FBT attorneys granted stay in West Virginia, ensuring continued care for over 300 children in need
Last year, state agencies in West Virginia sought to impose new reimbursement and program requirements on residential childcare facilities. Under the proposed contracts, child service providers could maintain bundled rates for room/board/supervision but would have to submit itemized bills for medical treatment. There would also be a 180-day limit to a child’s stay, even if he or she needed additional counseling. If implemented, the new requirements stood to benefit the state budget. But, for providers, they represented a virtual sea-change to the status quo, making the closure of several facilities likely, if not imminent, and threatening the care of hundreds of children with emotional and behavioral issues.
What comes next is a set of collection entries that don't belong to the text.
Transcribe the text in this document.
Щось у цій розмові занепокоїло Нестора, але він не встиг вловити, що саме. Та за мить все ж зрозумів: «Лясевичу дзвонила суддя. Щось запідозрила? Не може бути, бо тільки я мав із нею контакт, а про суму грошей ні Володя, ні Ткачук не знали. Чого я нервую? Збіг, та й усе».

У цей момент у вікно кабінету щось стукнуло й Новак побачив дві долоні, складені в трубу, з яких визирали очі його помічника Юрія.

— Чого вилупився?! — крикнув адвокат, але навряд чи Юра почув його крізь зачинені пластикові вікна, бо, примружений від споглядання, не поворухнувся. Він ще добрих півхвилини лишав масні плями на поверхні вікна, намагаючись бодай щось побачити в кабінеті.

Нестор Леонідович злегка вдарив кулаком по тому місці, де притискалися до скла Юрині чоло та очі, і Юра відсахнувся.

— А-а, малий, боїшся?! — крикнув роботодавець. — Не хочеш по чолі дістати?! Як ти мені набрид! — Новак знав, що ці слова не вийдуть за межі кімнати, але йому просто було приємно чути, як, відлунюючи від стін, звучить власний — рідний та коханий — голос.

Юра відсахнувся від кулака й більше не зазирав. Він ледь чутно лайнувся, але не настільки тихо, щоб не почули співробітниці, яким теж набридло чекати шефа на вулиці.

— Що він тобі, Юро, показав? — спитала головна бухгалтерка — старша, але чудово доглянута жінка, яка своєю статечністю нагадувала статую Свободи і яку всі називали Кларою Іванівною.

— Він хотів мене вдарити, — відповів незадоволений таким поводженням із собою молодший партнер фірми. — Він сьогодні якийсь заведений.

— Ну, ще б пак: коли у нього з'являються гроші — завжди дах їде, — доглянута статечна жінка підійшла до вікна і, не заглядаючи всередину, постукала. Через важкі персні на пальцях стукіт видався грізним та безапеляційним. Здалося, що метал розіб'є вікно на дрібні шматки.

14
Seven child service providers, including three clients of Frost Brown Todd (FBT), filed a petition for injunctive relief, arguing for a halt to the proposed changes until the state could establish that they had complied with clear rule-making standards. FBT attorneys Kara Eaton from the Pittsburgh office and Jared Tully and Charles Johnson from Charleston worked with co-counsel on drafting the petition, which the Circuit Court later denied on the grounds that negotiating contracts was the province of the state’s executive branch, not its courts; and if providers weren’t satisfied with the state’s contractual terms, they could exercise their right to rescind services.
That Friday, when the denial was issued, it looked as though the child service providers would have to capitulate to these drastic changes or risk closure of their facilities. Though undaunted, the FBT team was faced with a difficult decision. They could appeal the Circuit Court’s ruling on the preliminary injunction or concede the fight and hope their clients could find a way to keep the lights on. Surprisingly, they did neither and instead opted for a third course of action. They worked through the weekend to draft a second petition, outlining a different and somewhat novel argument for a stay. On the following Monday, they filed the new petition with the West Virginia Supreme Court of Appeals.
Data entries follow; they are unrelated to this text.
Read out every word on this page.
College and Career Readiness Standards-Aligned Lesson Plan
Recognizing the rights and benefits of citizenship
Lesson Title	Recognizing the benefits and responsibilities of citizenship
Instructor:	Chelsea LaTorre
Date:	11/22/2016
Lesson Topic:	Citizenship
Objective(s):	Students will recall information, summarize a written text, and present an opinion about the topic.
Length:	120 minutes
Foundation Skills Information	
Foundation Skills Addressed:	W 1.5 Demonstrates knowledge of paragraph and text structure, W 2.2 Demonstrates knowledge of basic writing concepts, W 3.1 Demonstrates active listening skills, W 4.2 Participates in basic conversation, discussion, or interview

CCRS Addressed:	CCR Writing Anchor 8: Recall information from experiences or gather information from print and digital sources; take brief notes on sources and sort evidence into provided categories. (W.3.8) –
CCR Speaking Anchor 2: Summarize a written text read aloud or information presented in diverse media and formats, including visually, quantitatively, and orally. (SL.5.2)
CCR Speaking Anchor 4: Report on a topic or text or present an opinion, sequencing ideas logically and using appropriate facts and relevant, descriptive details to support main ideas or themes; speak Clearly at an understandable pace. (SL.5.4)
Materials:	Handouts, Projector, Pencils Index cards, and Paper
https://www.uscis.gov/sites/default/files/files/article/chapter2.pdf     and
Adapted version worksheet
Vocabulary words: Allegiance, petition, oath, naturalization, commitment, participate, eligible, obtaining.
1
Indeed, what made the second petition so extraordinary was that its argument was structured around the seldom invoked Writ of Mandamus, the precedent for which was a 1981 case involving sub-standard conditions in mental health facilities. Back then, the West Virginia Supreme Court of Appeals ruled that the “Dickensian squalor,” as one stakeholder put it, violated the patients’ rights. But, in the present context, our attorneys argued that legislative rule-making should presuppose any changes to existing childcare facilities. More importantly, they expressed concern that the proposed changes might undermine the court’s discretion in determining the placement and treatment of children in the state’s custody. Because state agencies could not furnish evidence to the contrary, the West Virginia Supreme Court of Appeals granted a temporary stay, pending a second hearing in the lower court.
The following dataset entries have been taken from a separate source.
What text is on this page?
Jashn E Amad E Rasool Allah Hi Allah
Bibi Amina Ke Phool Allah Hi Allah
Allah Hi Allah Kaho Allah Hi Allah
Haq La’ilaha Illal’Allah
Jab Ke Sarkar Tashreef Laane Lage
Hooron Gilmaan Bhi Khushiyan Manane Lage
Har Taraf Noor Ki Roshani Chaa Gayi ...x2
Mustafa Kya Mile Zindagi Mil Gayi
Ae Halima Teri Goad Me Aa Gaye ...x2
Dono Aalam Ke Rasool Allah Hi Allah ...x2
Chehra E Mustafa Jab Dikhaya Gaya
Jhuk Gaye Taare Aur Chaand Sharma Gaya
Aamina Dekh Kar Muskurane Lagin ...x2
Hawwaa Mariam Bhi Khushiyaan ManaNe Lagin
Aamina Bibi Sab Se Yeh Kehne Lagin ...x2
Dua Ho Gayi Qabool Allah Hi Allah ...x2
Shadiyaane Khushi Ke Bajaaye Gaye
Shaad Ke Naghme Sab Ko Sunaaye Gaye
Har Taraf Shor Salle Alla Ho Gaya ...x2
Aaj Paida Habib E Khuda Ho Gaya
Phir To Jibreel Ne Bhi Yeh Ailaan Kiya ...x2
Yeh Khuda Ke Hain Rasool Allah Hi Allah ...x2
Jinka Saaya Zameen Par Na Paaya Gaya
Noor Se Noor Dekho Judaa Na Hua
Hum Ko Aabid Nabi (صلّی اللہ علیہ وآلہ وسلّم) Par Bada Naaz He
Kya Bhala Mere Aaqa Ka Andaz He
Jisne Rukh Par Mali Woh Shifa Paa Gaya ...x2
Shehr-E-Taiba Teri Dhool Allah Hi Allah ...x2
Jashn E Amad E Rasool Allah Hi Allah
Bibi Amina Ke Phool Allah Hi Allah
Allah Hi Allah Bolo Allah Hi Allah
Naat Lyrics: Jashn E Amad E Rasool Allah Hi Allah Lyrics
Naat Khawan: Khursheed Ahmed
This novel tactic—using a Writ of Mandamus to challenge state action as a violation of legislative rule-making requirements—proved critical in convincing the Court to grant a quick stay, thereby protecting FBT’s clients and the 300-plus children in their care. Yet, this case is likewise notable for its interoffice collaboration. With little time, high stakes, and some 200 miles of highway between them, Kara, Jared, and Charles worked together to take prompt action and secured a favorable outcome for our clients and an important achievement for the firm.